Richard Flory, the executive director of the center, said there hasn’t been an election since the early 1960s in which evangelicals didn’t vote primarily for Republican candidates.  

But the election of Donald Trump in 2016 reenergized American evangelicals to an extraordinary degree, with many viewing his victory as an opportunity to begin taking the United States back for God. 

Beth Johnson, minister at Palomar Unitarian Universalist Fellowship — and an organizer of a press conference that brought an interdenominational trio of faith leaders together to protest the ReAwaken conference in March — said Trump’s election was simply a symptom of long-simmering reactionary impulses.  

Johnson, who’s also involved in a number of civil rights organizations, called the rhetoric coming from Awaken disturbing, but unsurprising. 

She also argued that it has real consequences for communities, particularly the most vulnerable. But, she said, this strain of Christian nationalism may continue to grow more visible. 

“As we move into the possibility of a truly multicultural, multiracial democracy, the forces that rise up are forces that are threatened by this,” Johnson said. 

Flory agreed, saying evangelical groups tend to organize and push back in times of rapid social change, or whenever they feel their perceived role in society is being threatened. 

“They believe they are in battle, that cultural elites don’t like them, and are trying to put them out of business and trying to belittle their beliefs,” he said. 

But despite their historical conservatism, and the precedent for political organizing, evangelicals didn’t usually combine the political and the spiritual quite as overtly as Matthesius does in his sermons, Flory said. Based on the typology of strains of U.S. evangelicalism that Flory and his colleagues constructed for the 2018 midterm election, and later updated for the 2020 election, he said he’d largely classify Awaken as “Trumpvangelicals.” 

It is, in other words, a continuation of the religious right’s attempt to bring political power to bear.  

Indeed, in a GETTR post Matthesius said the recent leaked Supreme Court opinion authored by Justice Samuel Alito that would overturn decades-old precedent established by Roe V. Wade would cause “every demon in hell” to start screeching and “reveal their human hosts.” But as is his tendency, he went a step further, saying the decision would be an end to the “bloodlust & child sacrifice” perpetrated by the globalist cabal operating through President Joe Biden. 

Flory posited that Awaken’s separation in 2020 from the larger C3 network gave the church the opportunity to increasingly blend this conspiracy thinking into its sermons.  

“You’re going to start seeing with these kinds of charismatic leaders that don’t have any controls outside of themselves, and the boards that they put together, and the pastoral staff that they put together a broader range of theology that may or may not be Christian,” Flory said. 

Rebecca Littlejohn, the pastor at Vista La Mesa Christian Church, said her denomination was founded and built around the concept of Christian unity, so to speak out is a big deal.

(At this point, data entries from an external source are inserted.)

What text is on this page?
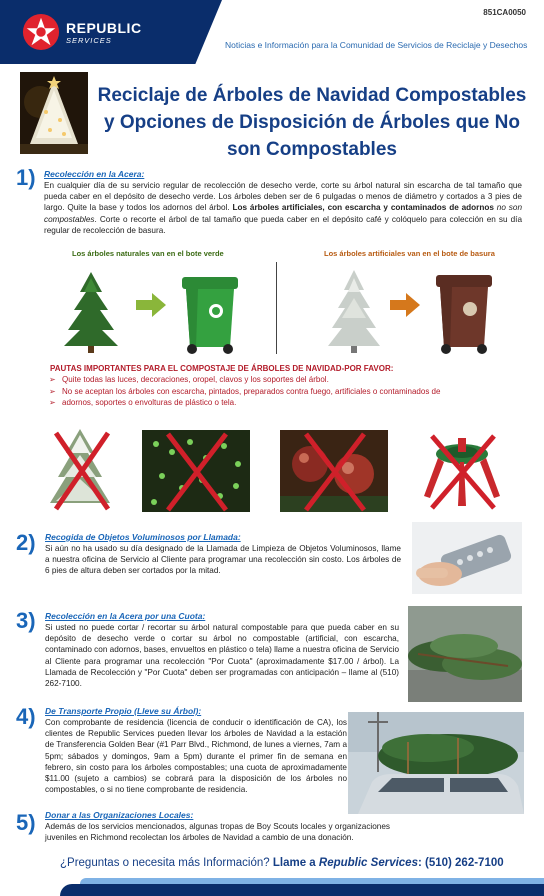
REPUBLIC
SERVICES
851CA0050
Noticias e Información para la Comunidad de Servicios de Reciclaje y Desechos
Reciclaje de Árboles de Navidad Compostables y Opciones de Disposición de Árboles que No son Compostables
1) Recolección en la Acera:
En cualquier día de su servicio regular de recolección de desecho verde, corte su árbol natural sin escarcha de tal tamaño que pueda caber en el depósito de desecho verde. Los árboles deben ser de 6 pulgadas o menos de diámetro y cortados a 3 pies de largo. Quite la base y todos los adornos del árbol. Los árboles artificiales, con escarcha y contaminados de adornos no son compostables. Corte o recorte el árbol de tal tamaño que pueda caber en el depósito café y colóquelo para colección en su día regular de recolección de basura.
Los árboles naturales van en el bote verde	Los árboles artificiales van en el bote de basura
PAUTAS IMPORTANTES PARA EL COMPOSTAJE DE ÁRBOLES DE NAVIDAD-POR FAVOR:
➢ Quite todas las luces, decoraciones, oropel, clavos y los soportes del árbol.
➢ No se aceptan los árboles con escarcha, pintados, preparados contra fuego, artificiales o contaminados de
➢ adornos, soportes o envolturas de plástico o tela.
2) Recogida de Objetos Voluminosos por Llamada:
Si aún no ha usado su día designado de la Llamada de Limpieza de Objetos Voluminosos, llame a nuestra oficina de Servicio al Cliente para programar una recolección sin costo. Los árboles de 6 pies de altura deben ser cortados por la mitad.
3) Recolección en la Acera por una Cuota:
Si usted no puede cortar / recortar su árbol natural compostable para que pueda caber en su depósito de desecho verde o cortar su árbol no compostable (artificial, con escarcha, contaminado con adornos, bases, envueltos en plástico o tela) llame a nuestra oficina de Servicio al Cliente para programar una recolección "Por Cuota" (aproximadamente $17.00 / árbol). La Llamada de Recolección y "Por Cuota" deben ser programadas con anticipación – llame al (510) 262-7100.
4) De Transporte Propio (Lleve su Árbol):
Con comprobante de residencia (licencia de conducir o identificación de CA), los clientes de Republic Services pueden llevar los árboles de Navidad a la estación de Transferencia Golden Bear (#1 Parr Blvd., Richmond, de lunes a viernes, 7am a 5pm; sábados y domingos, 9am a 5pm) durante el primer fin de semana en febrero, sin costo para los árboles compostables; una cuota de aproximadamente $11.00 (sujeto a cambios) se cobrará para la disposición de los árboles no compostables, o si no tiene comprobante de residencia.
5) Donar a las Organizaciones Locales:
Además de los servicios mencionados, algunas tropas de Boy Scouts locales y organizaciones juveniles en Richmond recolectan los árboles de Navidad a cambio de una donación.
¿Preguntas o necesita más Información? Llame a Republic Services: (510) 262-7100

But her deep Christian conviction, and her commitment to pluralistic democracy, compelled her to join Johnson at the press conference opposing the ReAwaken America tour and the Christian nationalism it espouses. 

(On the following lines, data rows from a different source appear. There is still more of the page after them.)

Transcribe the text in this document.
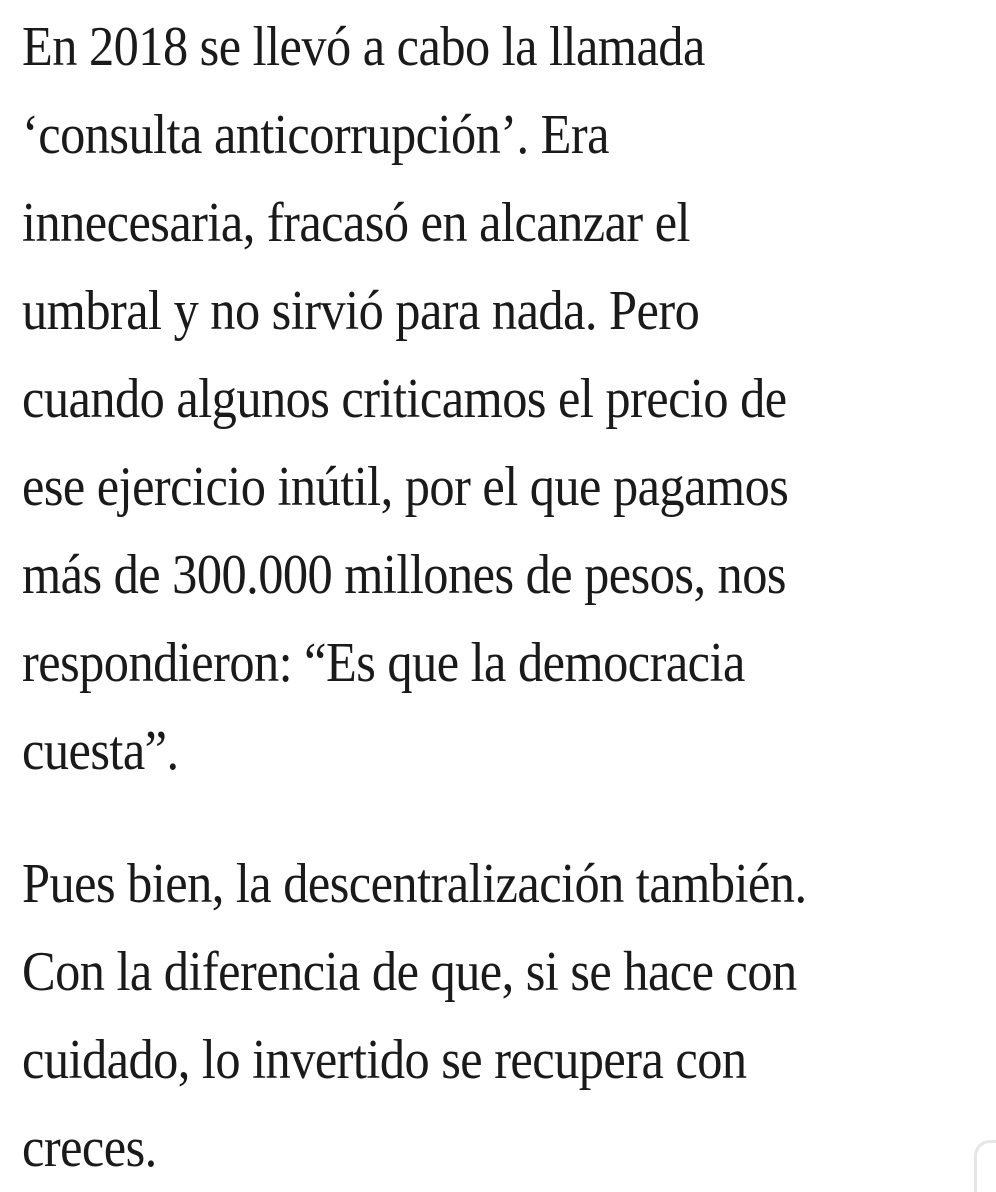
En 2018 se llevó a cabo la llamada
‘consulta anticorrupción’. Era
innecesaria, fracasó en alcanzar el
umbral y no sirvió para nada. Pero
cuando algunos criticamos el precio de
ese ejercicio inútil, por el que pagamos
más de 300.000 millones de pesos, nos
respondieron: “Es que la democracia
cuesta”.
Pues bien, la descentralización también.
Con la diferencia de que, si se hace con
cuidado, lo invertido se recupera con
creces.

“They want to rule alone, and force their faith on all the rest of us,” Littlejohn said. 

Even prior to the COVID-19 pandemic, people had been disoriented by the pace of change in society, Littlejohn said. But when the pandemic hit pretty much everything people relied on to be stable was pulled out from under them.  

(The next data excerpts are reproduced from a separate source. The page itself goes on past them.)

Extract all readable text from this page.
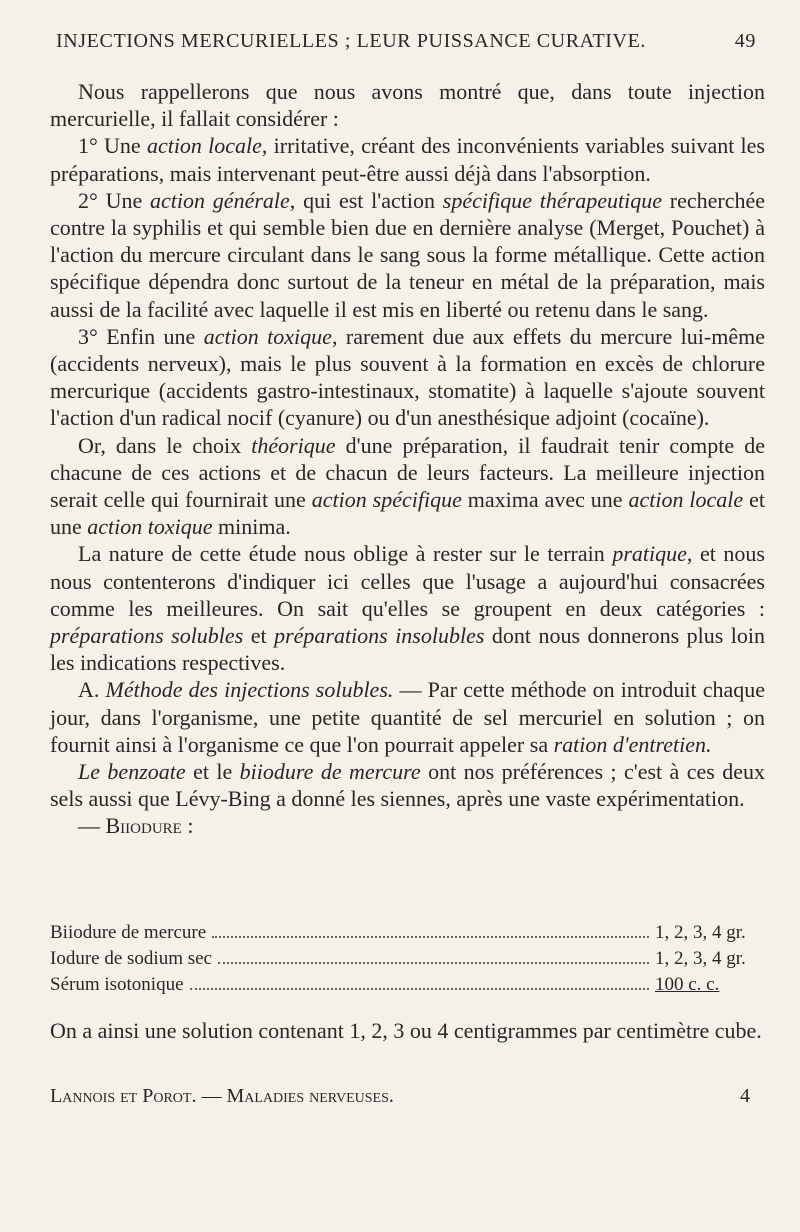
INJECTIONS MERCURIELLES ; LEUR PUISSANCE CURATIVE.	49

Nous rappellerons que nous avons montré que, dans toute injection mercurielle, il fallait considérer :

1° Une action locale, irritative, créant des inconvénients variables suivant les préparations, mais intervenant peut-être aussi déjà dans l'absorption.

2° Une action générale, qui est l'action spécifique thérapeutique recherchée contre la syphilis et qui semble bien due en dernière analyse (Merget, Pouchet) à l'action du mercure circulant dans le sang sous la forme métallique. Cette action spécifique dépendra donc surtout de la teneur en métal de la préparation, mais aussi de la facilité avec laquelle il est mis en liberté ou retenu dans le sang.

3° Enfin une action toxique, rarement due aux effets du mercure lui-même (accidents nerveux), mais le plus souvent à la formation en excès de chlorure mercurique (accidents gastro-intestinaux, stomatite) à laquelle s'ajoute souvent l'action d'un radical nocif (cyanure) ou d'un anesthésique adjoint (cocaïne).

Or, dans le choix théorique d'une préparation, il faudrait tenir compte de chacune de ces actions et de chacun de leurs facteurs. La meilleure injection serait celle qui fournirait une action spécifique maxima avec une action locale et une action toxique minima.

La nature de cette étude nous oblige à rester sur le terrain pratique, et nous nous contenterons d'indiquer ici celles que l'usage a aujourd'hui consacrées comme les meilleures. On sait qu'elles se groupent en deux catégories : préparations solubles et préparations insolubles dont nous donnerons plus loin les indications respectives.

A. Méthode des injections solubles. — Par cette méthode on introduit chaque jour, dans l'organisme, une petite quantité de sel mercuriel en solution ; on fournit ainsi à l'organisme ce que l'on pourrait appeler sa ration d'entretien.

Le benzoate et le biiodure de mercure ont nos préférences ; c'est à ces deux sels aussi que Lévy-Bing a donné les siennes, après une vaste expérimentation.

— Biiodure :

Biiodure de mercure	1, 2, 3, 4 gr.
Iodure de sodium sec	1, 2, 3, 4 gr.
Sérum isotonique	100 c. c.
On a ainsi une solution contenant 1, 2, 3 ou 4 centigrammes par centimètre cube.
Lannois et Porot. — Maladies nerveuses.	4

“That’s extremely frightening,” she said. “So a voice speaking with such certainty and conviction is extremely alluring, even if what they’re saying is absolutely not supported by the facts.” 

Littlejohn said that some of the conspiracy rhetoric in Matthesius’ sermons abuses scripture and the words of Jesus to normalize a viewpoint pushed by today’s factions of the GOP.  

She said that despite the assertion by some, like Matthesius, that Christianity is under attack, in reality it always has been, and continues to be, the dominant religious framework for all the structures of U.S. society.  

“American Christianity is not under attack,” she said. “It’s on attack, in many ways.”